Menariknya, Selandia Baru tidak berjalan sendiri. Negara ini terinspirasi dari kebijakan Australia yang sudah lebih dulu menerapkan larangan bagi anak di bawah 16 tahun untuk memiliki akun media sosial.
Jika rancangan ini disahkan, platform digital akan diwajibkan melakukan verifikasi usia pengguna dan bisa dikenai denda hingga Rp19 miliar jika melanggar.
Baca juga :
- Pajak Digital Indonesia Tembus Rp 42,53 Triliun Hingga September 2025
- Gelar OCBC Business Forum 2025, OCBC Dorong Strategi Bisnis Resilien
- Kapasitas Produksi Polytam Meningkat, Distribusi Cakup Enam Unit Pemasaran Utama
Situasi dan Regulasi Terkini di Indonesia
Berbeda dengan pendekatan keras Selandia Baru, Indonesia memilih jalur edukatif dan partisipatif. Melalui Peraturan Pemerintah (PP) Nomor 17 Tahun 2025 tentang Tata Kelola Penyelenggaraan Sistem Elektronik dalam Perlindungan Anak, atau yang dikenal dengan sebutan PP TUNAS, pemerintah menekankan pentingnya pengawasan orang tua dan tanggung jawab platform digital.

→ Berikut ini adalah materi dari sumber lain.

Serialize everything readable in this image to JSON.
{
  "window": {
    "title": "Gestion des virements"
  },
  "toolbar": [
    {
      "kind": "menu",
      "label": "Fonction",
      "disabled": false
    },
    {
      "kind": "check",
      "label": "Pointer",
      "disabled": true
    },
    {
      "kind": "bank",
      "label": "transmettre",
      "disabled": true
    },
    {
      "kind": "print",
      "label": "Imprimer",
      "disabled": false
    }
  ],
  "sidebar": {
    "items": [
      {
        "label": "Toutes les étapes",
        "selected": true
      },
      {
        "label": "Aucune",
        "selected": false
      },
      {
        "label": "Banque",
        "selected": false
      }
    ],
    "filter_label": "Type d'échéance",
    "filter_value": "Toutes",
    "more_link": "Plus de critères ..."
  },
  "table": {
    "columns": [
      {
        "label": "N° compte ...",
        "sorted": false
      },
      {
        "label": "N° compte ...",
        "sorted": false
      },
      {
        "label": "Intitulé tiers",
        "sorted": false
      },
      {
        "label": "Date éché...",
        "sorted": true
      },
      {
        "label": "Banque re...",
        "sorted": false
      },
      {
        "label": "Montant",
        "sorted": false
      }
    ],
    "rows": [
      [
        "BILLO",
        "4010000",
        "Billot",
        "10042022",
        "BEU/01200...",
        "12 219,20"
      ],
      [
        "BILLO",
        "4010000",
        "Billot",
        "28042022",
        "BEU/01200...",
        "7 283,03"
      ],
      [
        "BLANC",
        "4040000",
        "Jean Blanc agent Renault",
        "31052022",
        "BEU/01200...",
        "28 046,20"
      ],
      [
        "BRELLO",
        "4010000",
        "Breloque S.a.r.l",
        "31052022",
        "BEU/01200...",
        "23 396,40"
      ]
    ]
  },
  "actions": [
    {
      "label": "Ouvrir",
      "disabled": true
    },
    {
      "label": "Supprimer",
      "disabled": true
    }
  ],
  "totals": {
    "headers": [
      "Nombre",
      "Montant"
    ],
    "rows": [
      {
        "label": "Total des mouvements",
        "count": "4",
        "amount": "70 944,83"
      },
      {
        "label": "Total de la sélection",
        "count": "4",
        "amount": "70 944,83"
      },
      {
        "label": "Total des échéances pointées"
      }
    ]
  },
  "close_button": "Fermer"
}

PP TUNAS tidak melarang anak mengakses media sosial. Namun, platform diwajibkan menyediakan fitur keamanan dan pengaturan akses berdasarkan usia, dengan persetujuan orang tua sebagai prasyarat utama.
Dalam kebijakan ini, terdapat pembagian klasifikasi usia yang cukup jelas. Anak di bawah 13 tahun hanya boleh mengakses platform berisiko rendah dengan izin orang tua.
Anak berusia 13-15 tahun masih memerlukan persetujuan orang tua untuk platform yang sama. Sementara itu, usia 16–18 tahun diperbolehkan mengakses platform berisiko tinggi tetapi tetap dengan izin orang tua.
Adapun pengguna di atas 18 tahun dapat mengakses media sosial tanpa batas. Pendekatan ini dipilih karena tingginya tingkat partisipasi anak di dunia digital Indonesia.
Data Badan Pusat Statistik (BPS) tahun 2021 menunjukkan bahwa anak berusia lima tahun ke atas sudah mulai menggunakan media sosial. Oleh sebab itu, pemerintah menilai pelarangan total tidak realistis dan lebih memilih menciptakan ekosistem digital yang aman dan mendidik.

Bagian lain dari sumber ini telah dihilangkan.